Blog Reports: Are The Traditional Analyst Firms Kidding?
I have maintained for years that the traditional analyst firms — like Gartner and Forrester — are, in general, way out of touch with what is going on at the creative fringe. To some extent, that makes sense, since their raison d’etre is to read the tea leaves for big, risk-averse, slow-moving, late adopter enterprises. With the exception of the occasional savant, like Charlene Li, the sorts of people drawn to these analyst roles, today, are a strange hybrid of journalist and consultant, with some of the positive and negative characteristics of both. They sometimes wrap themselves in the brand of the analyst firm, deriving their authority from the brand rather than their own experience and insight. Often, they seem to have no real business experience, like journalists.
So it comes as little surprise when you stumble across a title like this — Forrester Research: Blogging: Not Even Close To Mainstream — and come to find out that blogging is not mainstream.

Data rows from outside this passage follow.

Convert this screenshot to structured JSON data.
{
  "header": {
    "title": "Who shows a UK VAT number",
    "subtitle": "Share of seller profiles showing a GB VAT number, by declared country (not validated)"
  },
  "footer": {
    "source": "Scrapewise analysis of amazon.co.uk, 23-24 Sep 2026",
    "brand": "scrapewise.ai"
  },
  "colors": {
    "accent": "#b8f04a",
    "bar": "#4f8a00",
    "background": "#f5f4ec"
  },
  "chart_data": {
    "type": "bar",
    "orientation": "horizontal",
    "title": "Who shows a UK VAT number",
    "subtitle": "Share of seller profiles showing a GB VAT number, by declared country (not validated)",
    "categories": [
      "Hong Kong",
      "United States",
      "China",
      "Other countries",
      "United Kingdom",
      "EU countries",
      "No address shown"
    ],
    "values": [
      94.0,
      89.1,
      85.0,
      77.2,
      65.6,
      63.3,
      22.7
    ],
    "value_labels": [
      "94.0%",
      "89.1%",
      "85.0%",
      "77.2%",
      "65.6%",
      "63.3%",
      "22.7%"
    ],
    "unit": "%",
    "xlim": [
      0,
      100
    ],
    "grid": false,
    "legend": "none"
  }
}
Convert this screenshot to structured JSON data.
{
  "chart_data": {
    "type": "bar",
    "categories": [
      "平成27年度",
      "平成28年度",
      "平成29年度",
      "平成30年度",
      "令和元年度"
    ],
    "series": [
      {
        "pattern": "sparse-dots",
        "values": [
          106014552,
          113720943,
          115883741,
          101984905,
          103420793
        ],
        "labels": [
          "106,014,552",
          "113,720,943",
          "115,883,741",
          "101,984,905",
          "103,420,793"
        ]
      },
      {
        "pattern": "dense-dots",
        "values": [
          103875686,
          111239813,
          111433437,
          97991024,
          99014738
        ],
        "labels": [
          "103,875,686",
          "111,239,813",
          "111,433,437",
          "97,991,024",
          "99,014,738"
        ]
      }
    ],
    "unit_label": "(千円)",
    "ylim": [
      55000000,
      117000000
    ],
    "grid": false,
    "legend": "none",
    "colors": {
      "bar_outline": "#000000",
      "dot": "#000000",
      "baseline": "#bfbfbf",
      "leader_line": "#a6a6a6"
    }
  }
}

Of course, this Forrester piece was written back in 2003, and is countered by Charlene Li’s recent “Blogging: Bubble or Big Deal?” report, which exhorts corporations to get on with it in order to influence the influencers.
At least in the world of blogging, the old dumb stuff we wrote back in 2003 is concealed in the archives, and not pulled up in the face of every visitor based on some keyword search.
But still, I believe that this is just another example of how the analyst firms trying to bank on making timid recommendations to their clients, playing on their fervent hope that tomorrow will be like yesterday. I bet that a quick analysis of the leading firms reports on blogging prior to the 2004 elections would have generally supported the view that blogs are out of the mainstream, cater to greasy-haired geeks, and can be conveniently ignored. How many corporations would have been significantly farther down the road with social media today if more people like Charlene had been coaxing them to take giant steps toward the 21st century, instead of keeping their heads in the sand?